The Seven Deadliest Words Ever Spoken!! @therealwil.com
“Sorry, I don’t discuss my personal business,” the voice said. The day it felt like the world stopped or at least in the break room. You would have thought those were the words used to cast a wicked spell. At the word, “business,” the whole world slammed on the brakes and the universe went into ultra slow motion. The sound and movement of everything was moving at a super slow speed. Just like in the movies.
Freeze the frame and let me go back to the beginning. This will help make sense. People are nosey. Somehow everybody wants and feels the need to be in everybody’s business. Social media is actually nosey on steroids. Nosey is everywhere. On your job, in your neighborhood, in your family and relationships, and of all places your church. There is no place and no gathering safe. Wherever people are nosey will be.
I want to share the conversation that I overheard and then make a few observations if you don’t mind. There was a group of ladies chatting around the water cooler at work. The volume was crazy because everybody was talking at the same time. It was a Monday and they are discussing their extra curricular activities that have come to pass over the weekend. Everybody is going in one after the other. An earful is an understatement when labeling the information freely shared.
You almost feel privileged to be given access to some of what should be classified top secret information. What Mary and her husband tried Saturday night in bed, where Betty woke up at, and the bumps that somehow came out of nowhere on Tori’s wazoo, all seem a bit too personal but you roll with it. Standing here you feel as though $1.25 for a vending machine pop tart is a small price to pay to gain access to this DEFCON four classified information. I actually don’t remember applying for a top secret classification. Who knows? I just know I’m here eating this cold pop tart and I am learning so much. I must add that I feel trusted. They trust me, I have gained acceptance and I feel really good about myself with the group. I must admit the warmth of the room is welcoming to sharing of personal information, or so you feel.

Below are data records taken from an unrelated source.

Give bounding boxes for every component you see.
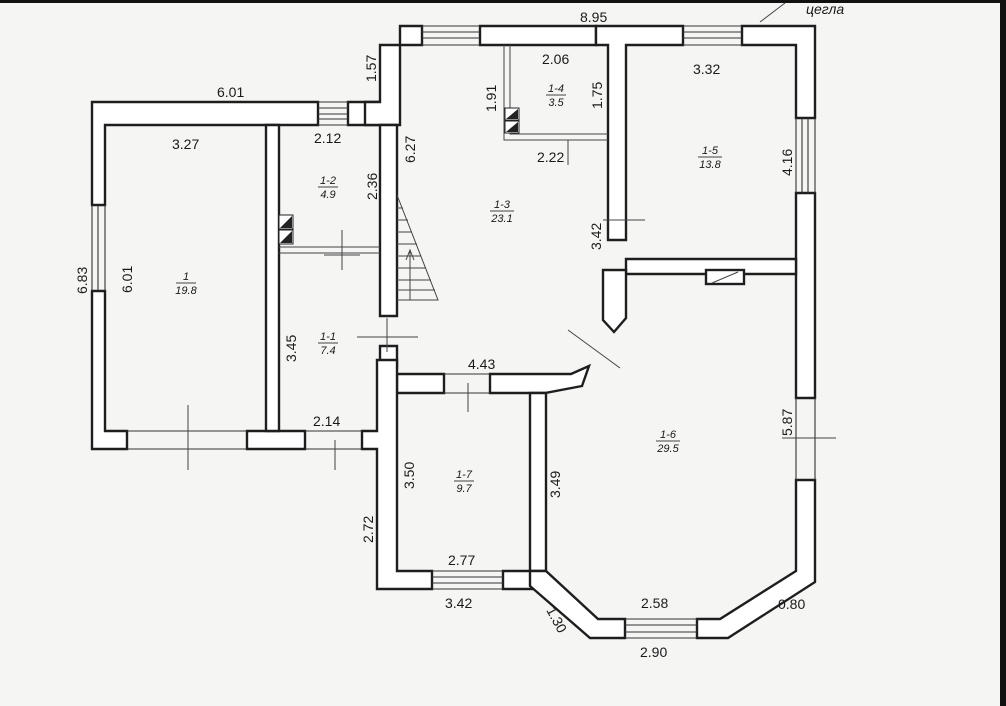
svg-text:13.8: 13.8 [699,159,721,171]
wall-bay-right [695,478,817,640]
svg-text:1-4: 1-4 [548,83,564,95]
wall-top-17 [395,372,446,395]
dim-bay-side: 0.80 [778,596,805,612]
dim-overall-top: 8.95 [580,9,607,25]
svg-text:1-2: 1-2 [320,175,336,187]
dim-room16-outer: 5.87 [779,409,795,436]
wall-top-13-14 [478,24,598,47]
dim-partition-13-16: 3.42 [588,223,604,250]
dim-room17-outer: 3.42 [445,595,472,611]
svg-text:1-1: 1-1 [320,331,336,343]
room-1-4-label: 1-4 3.5 [546,83,566,109]
right-border [1000,0,1006,706]
svg-text:1-5: 1-5 [702,145,719,157]
dim-room16-inner: 3.49 [547,471,563,498]
room-labels: 1 19.8 1-1 7.4 1-2 4.9 1-3 23.1 1-4 [175,83,722,495]
dim-room15-length: 4.16 [779,149,795,176]
svg-text:23.1: 23.1 [490,213,512,225]
walls [90,24,817,640]
room-1-1-label: 1-1 7.4 [318,331,338,357]
wall-left-top [90,100,320,207]
dim-room17-length: 3.50 [401,462,417,489]
dim-room14-width: 2.06 [542,51,569,67]
dim-left-block-outer-side: 6.83 [74,267,90,294]
window-room1-left [91,205,106,291]
window-room1-bottom [127,430,247,450]
svg-text:9.7: 9.7 [456,483,472,495]
wall-bay-left [528,569,627,640]
room-1-5-label: 1-5 13.8 [698,145,722,171]
svg-text:1-6: 1-6 [660,429,677,441]
dim-room1-length: 6.01 [119,266,135,293]
dim-room1-width: 3.27 [172,136,199,152]
window-room12-top [318,101,348,126]
room-1-6-label: 1-6 29.5 [656,429,680,455]
dimension-labels: 8.95 6.01 3.27 2.12 2.06 3.32 2.22 4.43 … [74,1,844,660]
dim-room14-right: 1.75 [589,82,605,109]
wall-angled-corridor [488,363,592,395]
svg-text:3.5: 3.5 [548,97,564,109]
svg-text:29.5: 29.5 [656,443,679,455]
stairs-outline [396,194,439,301]
dim-room12-length: 2.36 [364,173,380,200]
vent-ducts-14 [504,107,520,134]
window-room15-top [683,25,742,46]
dim-corridor-width: 4.43 [468,356,495,372]
door-marks [187,2,836,470]
window-room16-right [795,398,816,480]
dim-room11-width: 2.14 [313,413,340,429]
vent-ducts-12 [278,214,294,245]
windows [91,25,816,639]
dim-step-wall: 1.57 [363,55,379,82]
room-1-2-label: 1-2 4.9 [318,175,338,201]
window-bay-bottom [625,618,697,639]
window-room13-top [422,25,480,46]
door-room11-bottom [305,430,362,450]
dim-left-block-top: 6.01 [217,84,244,100]
opening-corridor [444,373,490,394]
room-1-7-label: 1-7 9.7 [454,469,474,495]
interior-details [187,2,836,470]
svg-text:1-3: 1-3 [494,199,511,211]
dim-room12-width: 2.12 [314,130,341,146]
wall-partition-12-13 [378,123,399,318]
top-border [0,0,1006,3]
wall-left-bottom-right [245,429,307,451]
wall-partition-13-16 [601,268,628,334]
svg-text:1: 1 [183,271,189,283]
svg-text:7.4: 7.4 [320,345,335,357]
window-room17-bottom [432,570,503,590]
wall-partition-1-12 [264,123,281,433]
wall-top-15-right [740,24,817,120]
wall-top-15-left [594,24,685,242]
svg-text:19.8: 19.8 [175,285,197,297]
svg-text:1-7: 1-7 [456,469,473,481]
dim-room17-width: 2.77 [448,552,475,568]
wall-right-15-lower [794,191,817,400]
material-note: цегла [806,1,844,17]
chimney-diagonal [711,271,739,284]
dim-bay-outer: 2.90 [640,644,667,660]
room-1-label: 1 19.8 [175,271,197,297]
svg-text:4.9: 4.9 [320,189,335,201]
dim-room17-ext: 2.72 [360,516,376,543]
dim-room14-left: 1.91 [483,85,499,112]
dim-bay-inner: 2.58 [641,595,668,611]
room-1-3-label: 1-3 23.1 [490,199,514,225]
stairs-treads [397,207,435,300]
window-room15-right [795,118,816,193]
wall-left-17 [360,358,434,591]
wall-left-outer-lower [90,289,129,451]
dim-room15-width: 3.32 [693,61,720,77]
dim-room14-bottom: 2.22 [537,149,564,165]
wall-partition-17-16 [528,391,548,573]
partition-14 [503,45,608,141]
dim-room13-length: 6.27 [402,136,418,163]
dim-room11-length: 3.45 [283,335,299,362]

All was going well, then out of nowhere the scene out of the Matrix happened. Natasha turns to Sharon Jones while
coming out of a side splitting laugh and says, “So Sharon, you get any action this weekend?” Sharon replied, “ Girl, you know I don’t share my personal business at work.” I swear it felt the entire universe slammed into a brick wall. You know how they video tape in slow motion an automobile involved in a head-on collision from the inside? It was just like that.
Now I’m probably be using more paint than necessary but I really want you to see and feel what happened. Everybody stopped talking and I stopped eating my pop tart. What did she say? Sharon comfortably and willing repeated her statement. She said, “I don’t share my personal business at work.” You would have thought she just used profanity and racial slurs all in the same sentence. Needless to say, Natasha was totally upset, embarrassed, and offended. Everybody else in the break room acted secretly offended as well but nobody spoke up. All I can tell you is the break was over and everybody returned back to their duty stations shocked.
This is where the questions come in. Why is Natasha and the other break room journalist and news reporters so upset? Is the unspoken rule here? I thought I would get this party started with a few thoughts.
1. Why is that people believe that because they share their personal business, that I am automatically expected to share mine? Do I owe you that?
2. Why is it that people get upset when their personal information is all over the company but overlook the fact that they shared the information initially?
3. Why do people get angry when you keep them out of your personal business?
4. Who told you that you have a right to my business?
5. Why is my business your business? What can you do constructive with my personal information?
If you don’t want anyone in your personal business don’t share it. Once you share it you can’t get it back. People have a tendency to use what you share about you against you.
I want to offer you the opportunity to experience the matrix move at your place of employment, book club gathering or church. If you want to be disliked and talked about. If you have a real desire to see who really is for you and who really dislikes you, try this.
The very next time someone ask you to share intimate information, just simply smile and say, “I’m sorry, I don’t discuss my personal business.” Your co-workers, fellow church members, Girl Scout mothers, and family members will flip.
Now if you are afraid of the rejection and dismissal from the water cooler crew, don’t do it. If your existence and retirement is solely based upon the acceptance and love from the vending
machine journalists, never utter these words.
Now if you want to keep your business confidential, I highly recommend you crash the party. Loose lips sink ships!!
Let’s practice it together shall we?
So, person reading this blog, how much money is in your bank account?
Let’s say it with love together, “I’m sorry, but I don’t discuss my personal business.” See that wasn’t so bad was it? Go try it on someone nosey and get back to me. I’ll be waiting for your response.